ServiceNow Boosts AI Ties, $5B Buyback Shakes Up!
Tue, February 10, 2026ServiceNow moved decisively this week to both fortify its AI product stack and return capital to shareholders. Concrete developments — a deeper Anthropic integration, robust Q4 2025 subscription growth and a major expansion of the buyback program — arrived against a backdrop of heavy selling across application software names. Together, these events reshape the near-term narrative for NOW and offer clear, non-speculative drivers investors can evaluate.
What changed this week for ServiceNow
Anthropic’s Claude embedded into Build Agent
ServiceNow announced it is embedding Anthropic’s Claude models into its Build Agent tooling, allowing users to generate workflows and software with natural-language prompts. This is a material product move: Claude’s strong coding and instruction-following capabilities can speed development cycles and expand low-code/no-code reach for nontechnical users.
Think of it as adding a fluent, context-aware co-pilot inside ServiceNow’s developer experience. For enterprises that want to automate IT and workflow tasks quickly, this reduces friction—fewer handoffs to engineering teams and faster time-to-value for automation projects.
Q4 2025 execution and a bold buyback
ServiceNow reported 21% year-over-year subscription revenue growth, with subscription revenue reaching approximately $3.466 billion for the quarter. Management also enlarged its capital-return program, authorizing an additional $5 billion for share repurchases and initiating a $2 billion accelerated repurchase.
Those moves signal two things: first, that core demand for ServiceNow’s products remains healthy; second, that management is willing to use balance-sheet flexibility to enhance per‑share metrics. In plain terms, the company is reinvesting in the product while also buying back stock to return value to shareholders.

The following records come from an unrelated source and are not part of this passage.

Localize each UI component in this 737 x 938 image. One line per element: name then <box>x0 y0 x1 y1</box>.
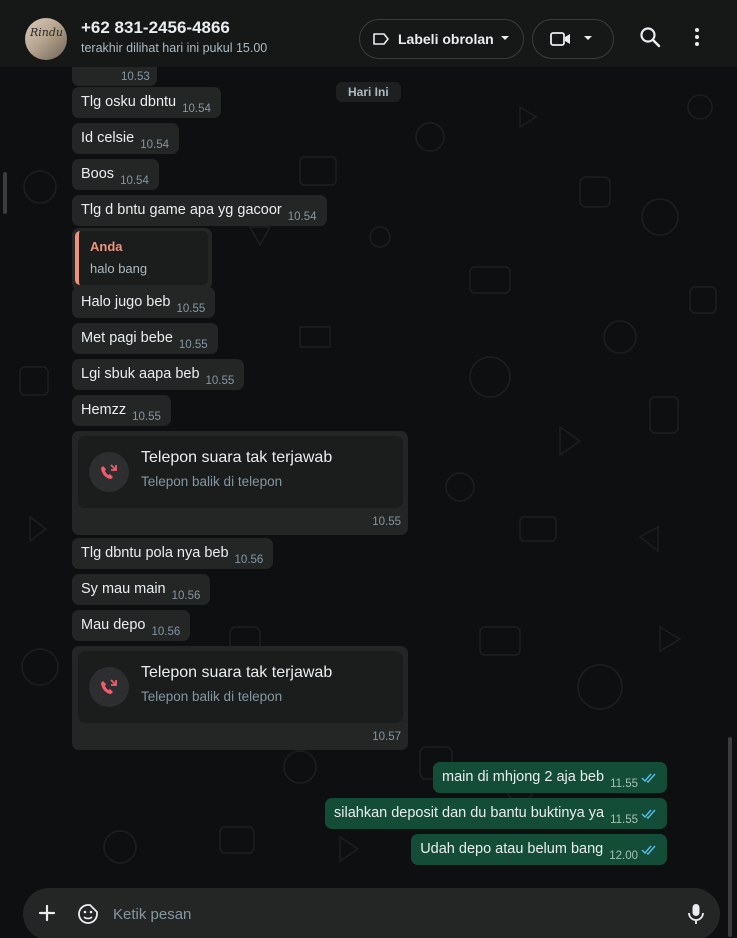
message-time: 10.53 <box>121 71 150 83</box>
chevron-down-icon <box>584 36 592 40</box>
message-outgoing[interactable]: main di mhjong 2 aja beb 11.55 <box>433 762 667 793</box>
message-incoming[interactable]: Mau depo 10.56 <box>72 610 191 641</box>
message-time: 10.55 <box>132 411 161 423</box>
message-text: Udah depo atau belum bang <box>420 841 604 857</box>
quoted-sender-name: Anda <box>90 239 123 254</box>
scrollbar-thumb-left[interactable] <box>3 172 7 214</box>
message-text: Lgi sbuk aapa beb <box>81 366 200 382</box>
avatar-script-text: Rindu <box>30 26 64 39</box>
message-text: Boos <box>81 166 115 182</box>
missed-call-icon-wrap <box>89 667 129 707</box>
read-receipt-icon <box>641 845 656 855</box>
label-tag-icon <box>373 33 389 45</box>
missed-call-message[interactable]: Telepon suara tak terjawab Telepon balik… <box>72 431 408 535</box>
microphone-icon[interactable] <box>687 903 705 925</box>
missed-call-message[interactable]: Telepon suara tak terjawab Telepon balik… <box>72 646 408 750</box>
message-incoming[interactable]: Met pagi bebe 10.55 <box>72 323 218 354</box>
message-text: Tlg osku dbntu <box>81 94 177 110</box>
scrollbar-thumb[interactable] <box>728 737 732 937</box>
message-time: 10.56 <box>171 590 201 602</box>
sticker-emoji-icon[interactable] <box>77 903 99 925</box>
quoted-reply-message[interactable]: Anda halo bang <box>72 228 212 290</box>
message-incoming[interactable]: Boos 10.54 <box>72 159 159 190</box>
message-text: Id celsie <box>81 130 135 146</box>
message-incoming[interactable]: Halo jugo beb 10.55 <box>72 287 216 318</box>
message-time: 12.00 <box>609 850 638 862</box>
message-time: 10.55 <box>176 303 206 315</box>
message-text: Hemzz <box>81 402 127 418</box>
message-incoming[interactable]: Lgi sbuk aapa beb 10.55 <box>72 359 245 390</box>
chat-header: Rindu +62 831-2456-4866 terakhir dilihat… <box>0 0 737 76</box>
more-options-icon[interactable] <box>694 26 700 48</box>
read-receipt-icon <box>641 773 656 783</box>
message-incoming[interactable]: Tlg d bntu game apa yg gacoor 10.54 <box>72 195 327 226</box>
message-time: 10.54 <box>287 211 317 223</box>
label-chat-button[interactable]: Labeli obrolan <box>359 19 524 59</box>
label-chat-label: Labeli obrolan <box>398 31 494 47</box>
missed-call-icon <box>101 464 117 479</box>
read-receipt-icon <box>641 809 656 819</box>
quoted-message[interactable]: Anda halo bang <box>75 231 208 285</box>
message-time: 10.56 <box>151 626 181 638</box>
message-incoming[interactable]: 10.53 <box>72 67 157 86</box>
message-incoming[interactable]: Id celsie 10.54 <box>72 123 179 154</box>
message-text: silahkan deposit dan du bantu buktinya y… <box>334 805 605 821</box>
missed-call-icon <box>101 679 117 694</box>
message-incoming[interactable]: Sy mau main 10.56 <box>72 574 211 605</box>
missed-call-card[interactable]: Telepon suara tak terjawab Telepon balik… <box>78 436 403 508</box>
message-outgoing[interactable]: silahkan deposit dan du bantu buktinya y… <box>325 798 667 829</box>
message-text: Tlg d bntu game apa yg gacoor <box>81 202 282 218</box>
message-text: Halo jugo beb <box>81 294 171 310</box>
contact-name[interactable]: +62 831-2456-4866 <box>81 18 230 38</box>
message-time: 11.55 <box>610 814 638 826</box>
call-title: Telepon suara tak terjawab <box>141 449 333 466</box>
message-text: main di mhjong 2 aja beb <box>442 769 605 785</box>
message-time: 10.55 <box>372 516 401 528</box>
message-incoming[interactable]: Hemzz 10.55 <box>72 395 171 426</box>
message-incoming[interactable]: Tlg osku dbntu 10.54 <box>72 87 221 118</box>
video-call-button[interactable] <box>532 19 614 59</box>
message-list[interactable]: 10.53 Hari Ini Tlg osku dbntu 10.54 Id ce… <box>0 67 737 938</box>
quoted-text: halo bang <box>90 261 148 276</box>
attach-plus-icon[interactable] <box>38 904 56 922</box>
message-text: Sy mau main <box>81 581 166 597</box>
search-icon[interactable] <box>639 26 661 48</box>
message-input[interactable] <box>113 903 653 925</box>
chevron-down-icon <box>501 36 509 40</box>
video-camera-icon <box>550 32 570 46</box>
message-composer <box>23 888 720 938</box>
message-time: 10.54 <box>140 139 169 151</box>
missed-call-icon-wrap <box>89 452 129 492</box>
date-divider: Hari Ini <box>336 82 401 102</box>
missed-call-card[interactable]: Telepon suara tak terjawab Telepon balik… <box>78 651 403 723</box>
call-subtitle: Telepon balik di telepon <box>141 474 283 489</box>
message-time: 10.57 <box>372 731 401 743</box>
call-subtitle: Telepon balik di telepon <box>141 689 283 704</box>
call-title: Telepon suara tak terjawab <box>141 664 333 681</box>
message-time: 10.54 <box>182 103 211 115</box>
contact-last-seen: terakhir dilihat hari ini pukul 15.00 <box>81 41 268 55</box>
message-time: 10.55 <box>205 375 235 387</box>
message-time: 10.54 <box>120 175 149 187</box>
message-outgoing[interactable]: Udah depo atau belum bang 12.00 <box>411 834 667 865</box>
message-text: Tlg dbntu pola nya beb <box>81 545 229 561</box>
message-time: 11.55 <box>610 778 638 790</box>
message-incoming[interactable]: Tlg dbntu pola nya beb 10.56 <box>72 538 274 569</box>
contact-avatar[interactable]: Rindu <box>25 18 67 60</box>
message-time: 10.56 <box>234 554 264 566</box>
message-time: 10.55 <box>178 339 208 351</box>
message-text: Met pagi bebe <box>81 330 173 346</box>
message-text: Mau depo <box>81 617 146 633</box>
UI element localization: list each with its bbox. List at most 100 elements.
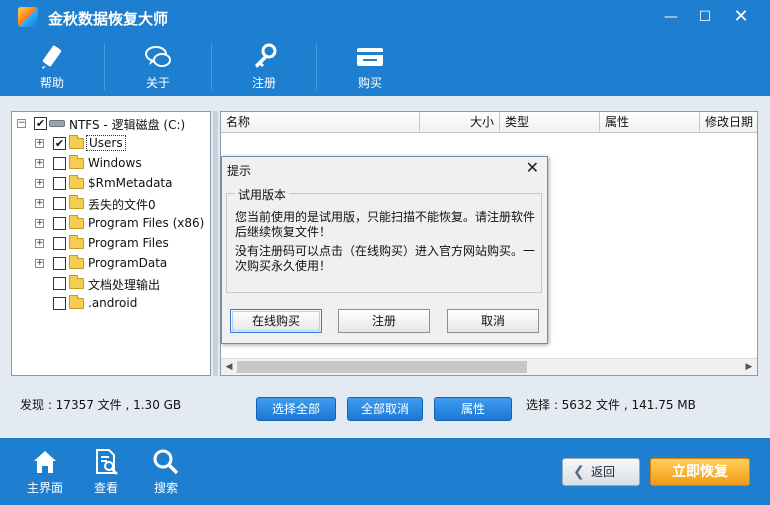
help-label: 帮助 — [39, 76, 64, 90]
register-label: 注册 — [251, 76, 276, 90]
tree-item-label: .android — [88, 296, 138, 310]
checkbox-users[interactable]: ✔ — [53, 137, 66, 150]
dialog-message-1: 您当前使用的是试用版，只能扫描不能恢复。请注册软件后继续恢复文件！ — [235, 210, 536, 239]
tree-item-label: 文档处理输出 — [88, 278, 161, 292]
collapse-icon[interactable]: − — [17, 119, 26, 128]
tree-item-rmmetadata[interactable]: + $RmMetadata — [12, 174, 210, 194]
buy-online-button[interactable]: 在线购买 — [230, 309, 322, 333]
tree-item-label: Program Files — [88, 236, 169, 250]
nav-home[interactable]: 主界面 — [15, 438, 75, 505]
deselect-all-button[interactable]: 全部取消 — [347, 397, 423, 421]
expand-icon[interactable]: + — [35, 199, 44, 208]
checkbox-programdata[interactable] — [53, 257, 66, 270]
close-window-button[interactable]: ✕ — [728, 6, 754, 28]
expand-icon[interactable]: + — [35, 139, 44, 148]
nav-view[interactable]: 查看 — [76, 438, 136, 505]
trial-groupbox: 试用版本 您当前使用的是试用版，只能扫描不能恢复。请注册软件后继续恢复文件！ 没… — [226, 186, 542, 293]
folder-icon — [69, 235, 84, 249]
pane-splitter[interactable] — [213, 111, 218, 376]
expand-icon[interactable]: + — [35, 219, 44, 228]
tree-item-android[interactable]: .android — [12, 294, 210, 314]
folder-icon — [69, 175, 84, 189]
selected-status: 选择 : 5632 文件 , 141.75 MB — [526, 398, 696, 412]
scroll-left-icon[interactable]: ◀ — [222, 360, 236, 374]
expand-icon[interactable]: + — [35, 259, 44, 268]
tree-item-program-files[interactable]: + Program Files — [12, 234, 210, 254]
tree-item-windows[interactable]: + Windows — [12, 154, 210, 174]
scroll-right-icon[interactable]: ▶ — [742, 360, 756, 374]
toolbar-divider — [316, 44, 317, 90]
tree-root-label: NTFS - 逻辑磁盘 (C:) — [69, 118, 186, 132]
nav-home-label: 主界面 — [26, 481, 63, 495]
dialog-cancel-button[interactable]: 取消 — [447, 309, 539, 333]
tree-root[interactable]: − ✔ NTFS - 逻辑磁盘 (C:) — [12, 114, 210, 134]
tree-item-doc-output[interactable]: 文档处理输出 — [12, 274, 210, 294]
folder-icon — [69, 295, 84, 309]
found-status: 发现 : 17357 文件 , 1.30 GB — [20, 398, 182, 412]
tree-item-label: Program Files (x86) — [88, 216, 205, 230]
horizontal-scrollbar[interactable]: ◀ ▶ — [221, 358, 757, 375]
folder-icon — [69, 255, 84, 269]
pen-icon — [42, 45, 62, 69]
dialog-title: 提示 — [227, 164, 252, 178]
checkbox-program-files-x86[interactable] — [53, 217, 66, 230]
column-header-type[interactable]: 类型 — [500, 112, 600, 133]
buy-label: 购买 — [357, 76, 382, 90]
chat-bubbles-icon — [145, 46, 171, 67]
tree-item-lost-files[interactable]: + 丢失的文件0 — [12, 194, 210, 214]
scroll-thumb[interactable] — [237, 361, 527, 373]
title-bar: 金秋数据恢复大师 — ☐ ✕ — [0, 0, 770, 36]
folder-icon — [69, 215, 84, 229]
folder-tree[interactable]: − ✔ NTFS - 逻辑磁盘 (C:) + ✔ Users + Windows… — [11, 111, 211, 376]
folder-icon — [69, 135, 84, 149]
tree-item-label: Windows — [88, 156, 142, 170]
select-all-button[interactable]: 选择全部 — [256, 397, 336, 421]
checkbox-lost-files[interactable] — [53, 197, 66, 210]
register-button[interactable]: 注册 — [212, 36, 316, 96]
tree-item-programdata[interactable]: + ProgramData — [12, 254, 210, 274]
maximize-button[interactable]: ☐ — [692, 6, 718, 28]
key-icon — [255, 43, 277, 68]
app-logo-icon — [18, 7, 38, 27]
back-button[interactable]: ❮ 返回 — [562, 458, 640, 486]
column-header-attributes[interactable]: 属性 — [600, 112, 700, 133]
folder-icon — [69, 195, 84, 209]
tree-item-label: ProgramData — [88, 256, 168, 270]
expand-icon[interactable]: + — [35, 179, 44, 188]
dialog-close-icon[interactable]: ✕ — [526, 158, 539, 177]
column-header-modified[interactable]: 修改日期 — [700, 112, 757, 133]
about-label: 关于 — [145, 76, 170, 90]
toolbar-divider — [104, 44, 105, 90]
expand-icon[interactable]: + — [35, 159, 44, 168]
tree-item-label: Users — [86, 135, 126, 151]
folder-icon — [69, 155, 84, 169]
tree-item-program-files-x86[interactable]: + Program Files (x86) — [12, 214, 210, 234]
checkbox-root[interactable]: ✔ — [34, 117, 47, 130]
about-button[interactable]: 关于 — [106, 36, 210, 96]
help-button[interactable]: 帮助 — [0, 36, 104, 96]
minimize-button[interactable]: — — [658, 6, 684, 28]
checkbox-program-files[interactable] — [53, 237, 66, 250]
bottom-nav: 主界面 查看 搜索 ❮ 返回 立即恢复 — [0, 438, 770, 505]
checkbox-windows[interactable] — [53, 157, 66, 170]
checkbox-android[interactable] — [53, 297, 66, 310]
checkbox-doc-output[interactable] — [53, 277, 66, 290]
recover-now-button[interactable]: 立即恢复 — [650, 458, 750, 486]
checkbox-rmmetadata[interactable] — [53, 177, 66, 190]
column-header-size[interactable]: 大小 — [420, 112, 500, 133]
app-title: 金秋数据恢复大师 — [48, 10, 169, 28]
nav-search[interactable]: 搜索 — [136, 438, 196, 505]
expand-icon[interactable]: + — [35, 239, 44, 248]
toolbar: 帮助 关于 注册 购买 — [0, 36, 770, 96]
tree-item-users[interactable]: + ✔ Users — [12, 134, 210, 154]
tree-item-label: 丢失的文件0 — [88, 198, 156, 212]
tree-item-label: $RmMetadata — [88, 176, 173, 190]
buy-button[interactable]: 购买 — [318, 36, 422, 96]
properties-button[interactable]: 属性 — [434, 397, 512, 421]
back-label: 返回 — [591, 465, 616, 479]
dialog-register-button[interactable]: 注册 — [338, 309, 430, 333]
nav-search-label: 搜索 — [153, 481, 178, 495]
column-header-name[interactable]: 名称 — [221, 112, 420, 133]
home-icon — [34, 451, 56, 473]
back-arrow-icon: ❮ — [573, 464, 585, 480]
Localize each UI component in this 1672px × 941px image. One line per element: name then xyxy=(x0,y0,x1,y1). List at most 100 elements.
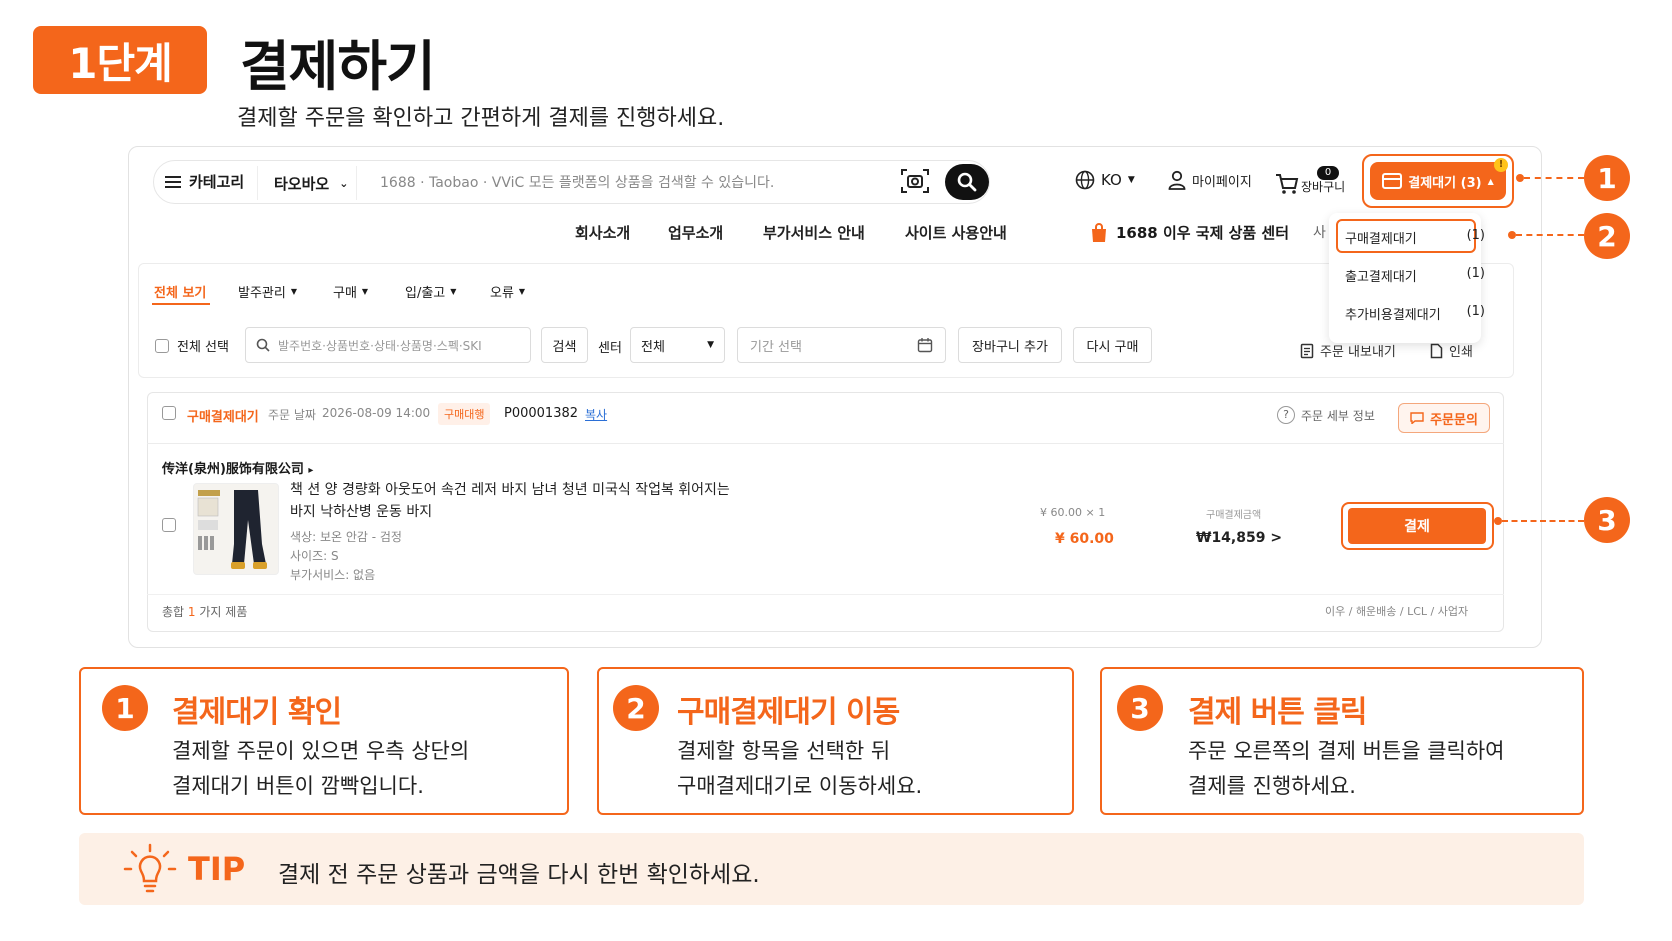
callout-2-line xyxy=(1516,234,1584,236)
caret-up-icon: ▲ xyxy=(1487,176,1494,186)
mypage-link[interactable]: 마이페이지 xyxy=(1168,170,1252,190)
cart-label: 장바구니 xyxy=(1301,180,1346,194)
callout-3: 3 xyxy=(1584,497,1630,543)
document-icon xyxy=(1300,343,1314,358)
step-card-2-title: 구매결제대기 이동 xyxy=(677,695,900,730)
copy-order-number-link[interactable]: 복사 xyxy=(585,406,607,423)
print-label: 인쇄 xyxy=(1449,345,1473,360)
order-search-placeholder: 발주번호·상품번호·상태·상품명·스펙·SKI xyxy=(278,338,482,353)
step-card-3-title: 결제 버튼 클릭 xyxy=(1188,695,1367,730)
dropdown-item-extra-fee-pay-wait[interactable]: 추가비용결제대기 (1) xyxy=(1345,304,1485,323)
step-card-2-body: 결제할 항목을 선택한 뒤 구매결제대기로 이동하세요. xyxy=(677,734,922,804)
pay-wait-button[interactable]: 결제대기 (3) ▲ xyxy=(1370,162,1506,200)
nav-company[interactable]: 회사소개 xyxy=(575,222,630,243)
order-search-input[interactable]: 발주번호·상품번호·상태·상품명·스펙·SKI xyxy=(245,327,531,363)
language-label: KO xyxy=(1101,171,1122,189)
dropdown-item-shipping-pay-wait[interactable]: 출고결제대기 (1) xyxy=(1345,266,1485,285)
tab-active-indicator xyxy=(152,303,210,305)
tab-label: 입/출고 xyxy=(405,286,446,301)
cart-count-badge: 0 xyxy=(1317,166,1339,180)
dropdown-item-label: 구매결제대기 xyxy=(1345,232,1417,247)
category-button[interactable]: 카테고리 xyxy=(165,171,244,192)
callout-1: 1 xyxy=(1584,155,1630,201)
payment-amount-krw[interactable]: ₩14,859 > xyxy=(1196,530,1282,546)
caret-down-icon: ▼ xyxy=(450,287,457,296)
filter-search-button[interactable]: 검색 xyxy=(541,327,588,363)
product-option-color: 색상: 보온 안감 - 검정 xyxy=(290,530,402,544)
caret-down-icon: ▼ xyxy=(290,287,297,296)
order-checkbox[interactable] xyxy=(162,406,176,420)
tip-text: 결제 전 주문 상품과 금액을 다시 한번 확인하세요. xyxy=(278,862,760,888)
tab-inbound-outbound[interactable]: 입/출고 ▼ xyxy=(405,282,456,301)
tab-error[interactable]: 오류 ▼ xyxy=(490,282,525,301)
tip-label: TIP xyxy=(188,850,246,888)
language-select[interactable]: KO ▼ xyxy=(1075,170,1135,190)
step-card-3-body: 주문 오른쪽의 결제 버튼을 클릭하여 결제를 진행하세요. xyxy=(1188,734,1505,804)
tab-purchase[interactable]: 구매 ▼ xyxy=(333,282,368,301)
globe-icon xyxy=(1075,170,1095,190)
export-label: 주문 내보내기 xyxy=(1320,345,1396,360)
step-card-2-line1: 결제할 항목을 선택한 뒤 xyxy=(677,739,891,763)
page-subtitle: 결제할 주문을 확인하고 간편하게 결제를 진행하세요. xyxy=(237,106,725,131)
order-status: 구매결제대기 xyxy=(187,410,259,425)
item-checkbox[interactable] xyxy=(162,517,176,536)
export-orders-button[interactable]: 주문 내보내기 xyxy=(1300,341,1396,360)
product-title[interactable]: 책 션 양 경량화 아웃도어 속건 레저 바지 남녀 청년 미국식 작업복 휘어… xyxy=(290,479,740,523)
checkbox[interactable] xyxy=(162,406,176,420)
nav-truncated-item[interactable]: 사 xyxy=(1313,222,1326,242)
order-inquiry-button[interactable]: 주문문의 xyxy=(1398,403,1490,433)
search-input[interactable]: 1688 · Taobao · VViC 모든 플랫폼의 상품을 검색할 수 있… xyxy=(380,172,774,192)
step-card-1-line2: 결제대기 버튼이 깜빡입니다. xyxy=(172,774,424,798)
camera-search-icon[interactable] xyxy=(900,167,930,195)
order-card-divider xyxy=(147,594,1504,595)
dropdown-item-label: 출고결제대기 xyxy=(1345,270,1417,285)
select-all-checkbox[interactable]: 전체 선택 xyxy=(155,336,229,355)
calendar-icon xyxy=(917,338,933,353)
seller-name[interactable]: 传洋(泉州)服饰有限公司 ▸ xyxy=(162,458,313,477)
dropdown-item-purchase-pay-wait[interactable]: 구매결제대기 (1) xyxy=(1345,228,1485,247)
menu-icon xyxy=(165,175,181,188)
nav-site-guide[interactable]: 사이트 사용안내 xyxy=(905,222,1007,243)
checkbox[interactable] xyxy=(162,518,176,532)
shipping-info: 이우 / 해운배송 / LCL / 사업자 xyxy=(1325,605,1469,618)
step-card-3-line1: 주문 오른쪽의 결제 버튼을 클릭하여 xyxy=(1188,739,1505,763)
order-detail-label: 주문 세부 정보 xyxy=(1301,408,1375,423)
step-badge: 1단계 xyxy=(33,26,207,94)
payment-amount-label: 구매결제금액 xyxy=(1206,510,1262,521)
callout-2: 2 xyxy=(1584,213,1630,259)
print-button[interactable]: 인쇄 xyxy=(1430,341,1473,360)
nav-addon-services[interactable]: 부가서비스 안내 xyxy=(763,222,865,243)
caret-down-icon: ▼ xyxy=(361,287,369,296)
tab-order-management[interactable]: 발주관리 ▼ xyxy=(238,282,297,301)
product-option-addon: 부가서비스: 없음 xyxy=(290,568,376,582)
tab-all[interactable]: 전체 보기 xyxy=(154,282,206,301)
center-label: 센터 xyxy=(598,341,622,356)
site-select[interactable]: 타오바오 ⌄ xyxy=(257,166,357,200)
card-icon xyxy=(1382,173,1403,189)
order-total-suffix: 가지 제품 xyxy=(199,605,248,619)
caret-down-icon: ▼ xyxy=(518,287,526,296)
order-detail-link[interactable]: ? 주문 세부 정보 xyxy=(1277,406,1375,424)
callout-3-anchor xyxy=(1494,517,1502,525)
center-select-value: 전체 xyxy=(641,339,665,355)
chat-icon xyxy=(1410,412,1424,424)
tab-label: 구매 xyxy=(333,286,357,301)
mypage-label: 마이페이지 xyxy=(1192,174,1252,190)
date-range-input[interactable]: 기간 선택 xyxy=(737,327,946,363)
step-card-3-number: 3 xyxy=(1117,685,1163,731)
category-label: 카테고리 xyxy=(189,173,245,191)
order-total: 총합 1 가지 제품 xyxy=(162,603,247,620)
add-to-cart-button[interactable]: 장바구니 추가 xyxy=(958,327,1062,363)
reorder-button[interactable]: 다시 구매 xyxy=(1073,327,1152,363)
search-icon xyxy=(256,338,270,352)
checkbox[interactable] xyxy=(155,338,169,353)
caret-down-icon: ▼ xyxy=(707,340,714,350)
pay-button[interactable]: 결제 xyxy=(1348,508,1486,544)
product-image[interactable] xyxy=(193,483,279,575)
center-select[interactable]: 전체 ▼ xyxy=(630,327,725,363)
search-icon xyxy=(957,172,977,192)
step-card-3-line2: 결제를 진행하세요. xyxy=(1188,774,1356,798)
nav-yiwu-center[interactable]: 1688 이우 국제 상품 센터 xyxy=(1090,222,1289,243)
search-button[interactable] xyxy=(945,164,989,200)
nav-business[interactable]: 업무소개 xyxy=(668,222,723,243)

Why the stock dropped despite good results
Sector-wide SaaS sell-off
This week’s decline in ServiceNow’s share price was largely a reaction to broader weakness across application software — exemplified by a near-20% fall in a leading software ETF — rather than fresh company-specific failings. Market participants are wrestling with rapid narrative shifts around AI and whether newer AI entrants will cannibalize traditional software vendors. That skepticism pressured multiples across the group and pulled NOW lower despite solid fundamentals.
Sentiment vs. fundamentals
Analysts have flagged the drop as an overreaction relative to execution. From a fundamentals lens, ServiceNow’s organic growth, expanding remaining performance obligations and aggressive buybacks present measurable value drivers. The juxtaposition is straightforward: sentiment priced in a dramatic structural threat, while company-level metrics point to steady enterprise adoption and profitable growth.
What this means for investors
Near-term catalysts
- Claude integration accelerating Build Agent utility and adoption among citizen developers.
- Continued subscription revenue growth and expanding backlog (cRPO) supporting forward revenue visibility.
- Immediate EPS and free-cash-flow per-share lift from the $2B accelerated repurchase, and longer-term share-count reduction from the $5B authorization.
Risks to weigh
Near-term downside stems from further multiple compression if investor anxiety about AI disruption persists. Execution risk remains: integrating third-party LLMs at scale brings product, latency, and cost considerations. Finally, macro volatility could keep software multiples under pressure even if ServiceNow outperforms peers operationally.
Bottom line
Last week’s developments delivered tangible, non-speculative news: ServiceNow embedded Anthropic’s Claude into a core developer tool, reported strong Q4 subscription growth, and expanded buybacks by $5 billion. Those actions strengthen product differentiation and return capital to shareholders — clear signals investors can model. The stock’s drop appears tied more to sweeping SaaS sentiment than to company-specific deterioration, which creates a defined set of upside catalysts and measurable risks for disciplined investors.
ServiceNow’s path forward will be shaped by how effectively it operationalizes Claude inside Build Agent, the pace of enterprise adoption of those AI-enhanced workflows, and whether the buyback program meaningfully improves per-share outcomes as the company converts backlog into recurring revenue.